Symptome des Erlensterbens: schwarz-braun nässende Flecken

Systematik
Abteilung: Eipilze (Oomycota)
Klasse: Oomycetes
Ordnung: Peronosporales
Familie: Peronosporaceae
Gattung: Phytophthora
Art: Erlensterben
Wissenschaftlicher Name
Phytophthora ×alni
Brasier & S. A. Kirk

Das Erlensterben ist eine Erkrankung von Erlen durch Befall mit einer der drei spezifisch nur an Erle auftretenden Scheinpilzarten aus der Gattung Phytophthora innerhalb der Eipilze (Oomycota). 2004 wurden diese Arten noch als Unterarten einer einzigen Art namens Phytophthora alni aufgefasst,[1] bis sie 2015 schließlich als Arten eingestuft wurden mit den neuen Namen Phytophthora ×alni, Phytophthora uniformis und Phytophthora ×multiformis.[2] Alle drei Arten dringen entweder im Bereich des Stammfußes in den Baum ein.[3] Die größte Virulenz weist dabei Phytophthora ×alni auf, die auch der Hauptverursacher des Erlensterbens ist.
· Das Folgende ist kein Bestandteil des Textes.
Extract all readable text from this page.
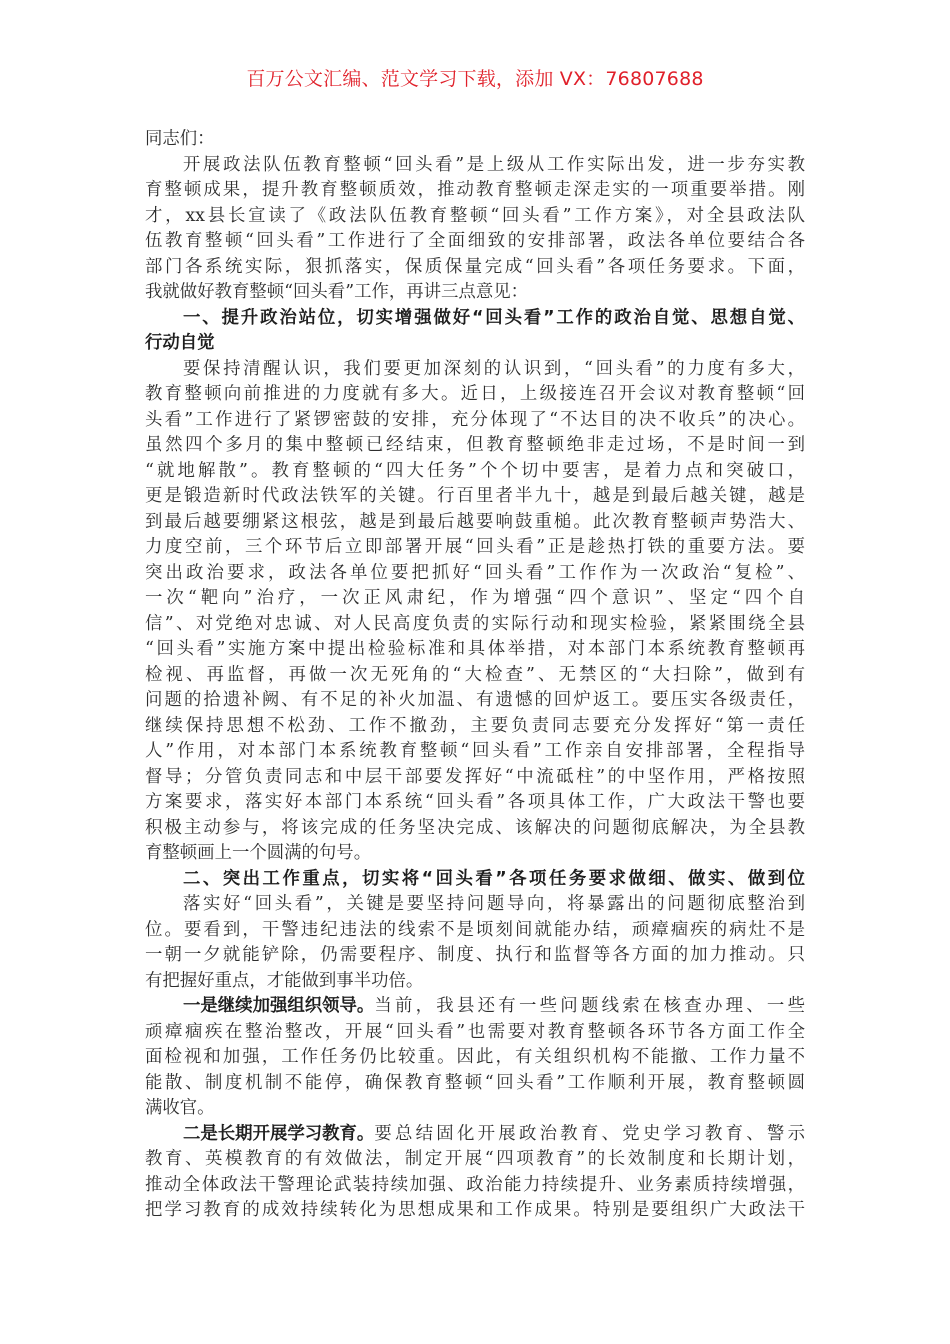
百万公文汇编、范文学习下载，添加 VX：76807688
同志们：
开展政法队伍教育整顿“回头看”是上级从工作实际出发，进一步夯实教
育整顿成果，提升教育整顿质效，推动教育整顿走深走实的一项重要举措。刚
才，xx县长宣读了《政法队伍教育整顿“回头看”工作方案》，对全县政法队
伍教育整顿“回头看”工作进行了全面细致的安排部署，政法各单位要结合各
部门各系统实际，狠抓落实，保质保量完成“回头看”各项任务要求。下面，
我就做好教育整顿“回头看”工作，再讲三点意见：
一、提升政治站位，切实增强做好“回头看”工作的政治自觉、思想自觉、
行动自觉
要保持清醒认识，我们要更加深刻的认识到，“回头看”的力度有多大，
教育整顿向前推进的力度就有多大。近日，上级接连召开会议对教育整顿“回
头看”工作进行了紧锣密鼓的安排，充分体现了“不达目的决不收兵”的决心。
虽然四个多月的集中整顿已经结束，但教育整顿绝非走过场，不是时间一到
“就地解散”。教育整顿的“四大任务”个个切中要害，是着力点和突破口，
更是锻造新时代政法铁军的关键。行百里者半九十，越是到最后越关键，越是
到最后越要绷紧这根弦，越是到最后越要响鼓重槌。此次教育整顿声势浩大、
力度空前，三个环节后立即部署开展“回头看”正是趁热打铁的重要方法。要
突出政治要求，政法各单位要把抓好“回头看”工作作为一次政治“复检”、
一次“靶向”治疗，一次正风肃纪，作为增强“四个意识”、坚定“四个自
信”、对党绝对忠诚、对人民高度负责的实际行动和现实检验，紧紧围绕全县
“回头看”实施方案中提出检验标准和具体举措，对本部门本系统教育整顿再
检视、再监督，再做一次无死角的“大检查”、无禁区的“大扫除”，做到有
问题的拾遗补阙、有不足的补火加温、有遗憾的回炉返工。要压实各级责任，
继续保持思想不松劲、工作不撤劲，主要负责同志要充分发挥好“第一责任
人”作用，对本部门本系统教育整顿“回头看”工作亲自安排部署，全程指导
督导；分管负责同志和中层干部要发挥好“中流砥柱”的中坚作用，严格按照
方案要求，落实好本部门本系统“回头看”各项具体工作，广大政法干警也要
积极主动参与，将该完成的任务坚决完成、该解决的问题彻底解决，为全县教
育整顿画上一个圆满的句号。
二、突出工作重点，切实将“回头看”各项任务要求做细、做实、做到位
落实好“回头看”，关键是要坚持问题导向，将暴露出的问题彻底整治到
位。要看到，干警违纪违法的线索不是顷刻间就能办结，顽瘴痼疾的病灶不是
一朝一夕就能铲除，仍需要程序、制度、执行和监督等各方面的加力推动。只
有把握好重点，才能做到事半功倍。
一是继续加强组织领导。 当前，我县还有一些问题线索在核查办理、一些
顽瘴痼疾在整治整改，开展“回头看”也需要对教育整顿各环节各方面工作全
面检视和加强，工作任务仍比较重。因此，有关组织机构不能撤、工作力量不
能散、制度机制不能停，确保教育整顿“回头看”工作顺利开展，教育整顿圆
满收官。
二是长期开展学习教育。 要总结固化开展政治教育、党史学习教育、警示
教育、英模教育的有效做法，制定开展“四项教育”的长效制度和长期计划，
推动全体政法干警理论武装持续加强、政治能力持续提升、业务素质持续增强，
把学习教育的成效持续转化为思想成果和工作成果。特别是要组织广大政法干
Die Krankheitssymptome werden bei Erlen seit Ende des 20. Jahrhunderts beobachtet. Der Befall führt zu einer Wurzel- oder Wurzelhalsfäule. Infizierte Bäume sterben meist schon nach wenigen Monaten ab. Häufig sind gleich ganze Gehölzsäume betroffen. Unter den Erlen ist vor allem die Schwarzerle (Alnus glutinosa) betroffen, das Erlensterben wurde aber auch an Grauerlen (Alnus incana) sowie der italienischen Erle (Alnus cordata) beobachtet. Die Grünerle (Alnus alnobetula) wurde zwar in Versuchen ebenfalls geschädigt,[4] im Freiland wurde bislang aber nur selten eine Infektion festgestellt.[5]

P. uniformis wurde in Amerika in Alaska und Oregon nachgewiesen und gelangte vermutlich durch Fischimporte nach Europa.[6] In Europa fand an mehreren Standorten eine Hybridisierung mit der wahrscheinlich in Europa entstandenen P. ×multiformis statt, woraus P. ×alni entstand.[7] Das Erlensterben hat sich zunächst in West- und später in Mitteleuropa ausgebreitet.[8] In Deutschland wurde die Krankheit 1995 erstmals nachgewiesen.[9] Seither wurden Funde aus mehreren Bundesländern gemeldet.

Symptome[Bearbeiten | Quelltext bearbeiten]

Befallene Erlen bilden nur wenige und kleine Blätter, die meist ungewöhnlich hell (grünlich-gelb) sind und frühzeitig abgeworfen werden. Auch finden sich tote Äste in der Krone. Manchmal bilden sich am Stamm zudem Angsttriebe, welche wohl die Schäden im Kronenbereich ausgleichen sollen. Als weitere Stressreaktion kann es zu starkem Blühen und Zapfenbildung kommen, auch bei Jungbäumen. Je weiter die Erkrankung voranschreitet, desto spärlicher treiben Bäume aller Altersstufen im Frühjahr aus, die gesamte Krone bleibt schütter, kleinblättrig und die gesamte Vegetationszeit über gelblich.[3]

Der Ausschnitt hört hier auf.